Вспомнился старый отцовский приемник «Геолог». Мне лет пять. Украдкой встаю по ночам, пробираюсь на кухню. Мне нравится крутить шкалу настройки, когда за окном уже темно и в доме легли спать. Из приемника льются чужестранная речь и музыка. Эти страны кажутся такими же далекими и нереальными, как звезды на небе.
С помощью старенького приемника я как бы совершал свой ночной облет Галактики. Красная шкала настройки медленно ползла по тусклому желтому прямоугольнику, выхватывая из эфира то жаркие ритмы сальсы, то непонятную скороговорку новостных ведущих, делая короткие остановки на космических станциях: Лондон, Рио-де-Жанейро, Копенгаген, Нью-Йорк, Париж…

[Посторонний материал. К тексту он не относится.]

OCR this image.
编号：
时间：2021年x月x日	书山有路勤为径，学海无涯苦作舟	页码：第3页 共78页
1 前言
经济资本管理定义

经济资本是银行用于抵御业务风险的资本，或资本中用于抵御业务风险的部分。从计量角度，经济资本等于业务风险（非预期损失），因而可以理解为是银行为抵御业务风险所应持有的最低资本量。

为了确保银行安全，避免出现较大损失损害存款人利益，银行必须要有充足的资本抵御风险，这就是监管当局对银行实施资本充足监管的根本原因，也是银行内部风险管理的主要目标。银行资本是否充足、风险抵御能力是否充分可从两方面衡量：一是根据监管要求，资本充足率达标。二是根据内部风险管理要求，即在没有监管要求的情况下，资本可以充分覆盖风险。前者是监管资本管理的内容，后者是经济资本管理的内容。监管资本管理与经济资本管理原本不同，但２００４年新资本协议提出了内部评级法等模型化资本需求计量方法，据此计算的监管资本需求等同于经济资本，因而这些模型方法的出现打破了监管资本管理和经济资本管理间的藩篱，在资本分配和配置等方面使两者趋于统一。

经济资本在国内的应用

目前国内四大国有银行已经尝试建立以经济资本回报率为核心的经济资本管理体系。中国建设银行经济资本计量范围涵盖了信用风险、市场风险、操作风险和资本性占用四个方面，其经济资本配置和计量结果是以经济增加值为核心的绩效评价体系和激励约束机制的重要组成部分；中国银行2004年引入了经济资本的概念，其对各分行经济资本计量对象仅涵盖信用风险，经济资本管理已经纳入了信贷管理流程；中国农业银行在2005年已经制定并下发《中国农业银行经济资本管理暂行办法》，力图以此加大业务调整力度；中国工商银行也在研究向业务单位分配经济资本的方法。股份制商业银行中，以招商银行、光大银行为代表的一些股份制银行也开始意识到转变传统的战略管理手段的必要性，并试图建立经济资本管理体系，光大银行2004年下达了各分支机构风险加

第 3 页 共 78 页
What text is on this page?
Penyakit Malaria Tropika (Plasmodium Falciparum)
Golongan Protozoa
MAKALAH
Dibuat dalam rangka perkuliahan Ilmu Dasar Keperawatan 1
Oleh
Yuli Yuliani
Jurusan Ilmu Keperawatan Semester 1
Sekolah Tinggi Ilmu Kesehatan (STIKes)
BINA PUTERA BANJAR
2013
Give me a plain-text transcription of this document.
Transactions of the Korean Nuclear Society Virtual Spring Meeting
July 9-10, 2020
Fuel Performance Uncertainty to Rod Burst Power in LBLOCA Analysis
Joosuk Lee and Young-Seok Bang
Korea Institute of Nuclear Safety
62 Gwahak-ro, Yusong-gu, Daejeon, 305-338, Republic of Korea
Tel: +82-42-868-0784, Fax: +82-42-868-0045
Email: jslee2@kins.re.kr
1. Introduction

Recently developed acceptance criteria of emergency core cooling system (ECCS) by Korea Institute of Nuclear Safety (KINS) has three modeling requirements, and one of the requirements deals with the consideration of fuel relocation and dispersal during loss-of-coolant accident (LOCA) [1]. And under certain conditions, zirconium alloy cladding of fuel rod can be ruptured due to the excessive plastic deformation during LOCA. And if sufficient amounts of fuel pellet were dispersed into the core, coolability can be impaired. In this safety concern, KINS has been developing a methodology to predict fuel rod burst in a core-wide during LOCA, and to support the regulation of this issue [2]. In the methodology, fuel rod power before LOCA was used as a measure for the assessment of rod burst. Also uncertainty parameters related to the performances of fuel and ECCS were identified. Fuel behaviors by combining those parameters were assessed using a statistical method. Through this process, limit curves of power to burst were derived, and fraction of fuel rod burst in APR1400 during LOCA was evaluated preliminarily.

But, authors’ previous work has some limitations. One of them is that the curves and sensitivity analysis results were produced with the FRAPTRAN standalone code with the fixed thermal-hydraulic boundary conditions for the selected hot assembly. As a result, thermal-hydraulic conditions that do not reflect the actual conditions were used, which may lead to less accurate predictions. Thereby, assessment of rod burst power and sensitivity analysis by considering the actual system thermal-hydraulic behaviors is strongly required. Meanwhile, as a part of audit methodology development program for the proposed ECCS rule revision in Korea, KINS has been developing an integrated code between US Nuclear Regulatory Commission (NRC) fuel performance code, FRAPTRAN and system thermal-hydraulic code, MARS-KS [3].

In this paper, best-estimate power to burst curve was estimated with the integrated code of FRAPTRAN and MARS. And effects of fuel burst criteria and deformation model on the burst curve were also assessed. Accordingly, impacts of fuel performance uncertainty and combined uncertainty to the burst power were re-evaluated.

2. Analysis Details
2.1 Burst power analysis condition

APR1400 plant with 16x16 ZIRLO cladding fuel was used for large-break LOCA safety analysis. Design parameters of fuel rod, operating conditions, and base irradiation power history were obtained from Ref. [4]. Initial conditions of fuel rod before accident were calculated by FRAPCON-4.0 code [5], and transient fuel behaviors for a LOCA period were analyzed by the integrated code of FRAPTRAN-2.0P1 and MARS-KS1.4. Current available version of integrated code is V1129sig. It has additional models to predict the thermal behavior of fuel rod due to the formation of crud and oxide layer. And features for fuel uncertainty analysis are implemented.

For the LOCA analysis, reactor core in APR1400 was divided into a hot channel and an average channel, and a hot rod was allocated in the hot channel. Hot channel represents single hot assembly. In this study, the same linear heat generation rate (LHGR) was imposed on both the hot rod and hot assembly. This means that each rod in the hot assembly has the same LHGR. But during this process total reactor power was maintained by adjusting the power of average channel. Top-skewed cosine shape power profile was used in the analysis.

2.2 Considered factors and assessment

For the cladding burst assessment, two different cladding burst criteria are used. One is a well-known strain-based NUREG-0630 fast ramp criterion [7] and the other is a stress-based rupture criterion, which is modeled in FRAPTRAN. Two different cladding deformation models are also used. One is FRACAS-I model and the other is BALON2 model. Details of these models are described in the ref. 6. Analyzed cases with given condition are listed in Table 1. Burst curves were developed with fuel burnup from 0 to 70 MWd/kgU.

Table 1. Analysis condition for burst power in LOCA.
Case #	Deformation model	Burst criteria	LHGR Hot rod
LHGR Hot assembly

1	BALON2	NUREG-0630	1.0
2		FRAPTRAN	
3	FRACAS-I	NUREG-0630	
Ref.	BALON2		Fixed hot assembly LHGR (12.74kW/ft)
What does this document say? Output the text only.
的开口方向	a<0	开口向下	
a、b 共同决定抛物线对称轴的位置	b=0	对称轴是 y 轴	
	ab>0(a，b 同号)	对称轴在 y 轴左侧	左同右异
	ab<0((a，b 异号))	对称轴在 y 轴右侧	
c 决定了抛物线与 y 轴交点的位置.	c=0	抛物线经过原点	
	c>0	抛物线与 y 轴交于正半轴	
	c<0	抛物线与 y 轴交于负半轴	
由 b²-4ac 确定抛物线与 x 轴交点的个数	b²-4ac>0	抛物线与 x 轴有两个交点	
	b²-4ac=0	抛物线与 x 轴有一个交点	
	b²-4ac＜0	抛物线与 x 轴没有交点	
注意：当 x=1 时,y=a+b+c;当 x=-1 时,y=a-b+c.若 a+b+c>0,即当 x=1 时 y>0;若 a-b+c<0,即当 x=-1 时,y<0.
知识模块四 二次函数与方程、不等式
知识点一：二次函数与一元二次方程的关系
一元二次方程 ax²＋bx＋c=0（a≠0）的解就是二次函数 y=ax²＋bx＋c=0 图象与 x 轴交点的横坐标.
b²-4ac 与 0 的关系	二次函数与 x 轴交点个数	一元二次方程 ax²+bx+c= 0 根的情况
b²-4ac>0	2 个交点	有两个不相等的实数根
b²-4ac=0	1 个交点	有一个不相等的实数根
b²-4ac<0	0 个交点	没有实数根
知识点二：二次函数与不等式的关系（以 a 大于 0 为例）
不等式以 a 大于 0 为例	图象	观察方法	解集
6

Это был совершенно иной мир, мир других планет и их жителей. Будто со стороны мне виделся голубой шарик Земли, одиноко и беззащитно вращающийся в холодном Космосе. Я считал, что вся эта какофония звучит только для того, чтобы нас, землян, кто-то заметил. Я выключал приемник и засыпал, пытаясь представить далекие страны и людей, которые там живут. После таких «полетов» почему-то становилось зябко, и я уютно ежился под теплым одеялом, тиская плюшевого медведя и думая, как же хорошо, что я не в холодном Космосе, а в своей кровати. Что в соседней комнате двухкомнатной хрущевки спят родители, а в комнате со мной — старшая сестра Ирка.
…Трубку спутникового телефона извлекли из завала граненых стаканов. Отряхнули от хлебных крошек. Теперь она выполняет страшную миссию.
Хмурая очередь из солдат и офицеров выстроилась на улице. Сегодня мы каждому даем позвонить. В Космос уходят страшные слова, мгновенно настигая своих жертв по всей России. «Юрки больше нет…», «Саши больше нет…», и Космос взрывается от диких, звериных воплей чьих-то матерей, жен, детей, любимых, друзей….
Офицеры и рядовые, контрактники и срочники, все в общей очереди, переминаются с ноги на ногу. Так же, как и я Ольге, они должны сообщить кому-то страшные вести. Страшнее которых ничего не бывает. Кто-то из родственников погибших остается в счастливом неведении еще минуту. У кого-то пять минут счастья, десять… Это время их любимые и родные еще живы. А потом чьи-то жизни разорвут напополам космические похоронки. Разорвут вдруг. Вдрызг. Насмерть. Навсегда. С хрустом сломаются души, которые уже никогда и ничто не излечит. Даже время. Ведь это враньё, что время лечит.
Вискарь погиб во время взрывов. Оказывается, он был сучкой. Девочкой. И с Вермутом они были парой. А я и не знал. Об этом мне рассказал Петрович. Он был трезв. Таким я его видел впервые.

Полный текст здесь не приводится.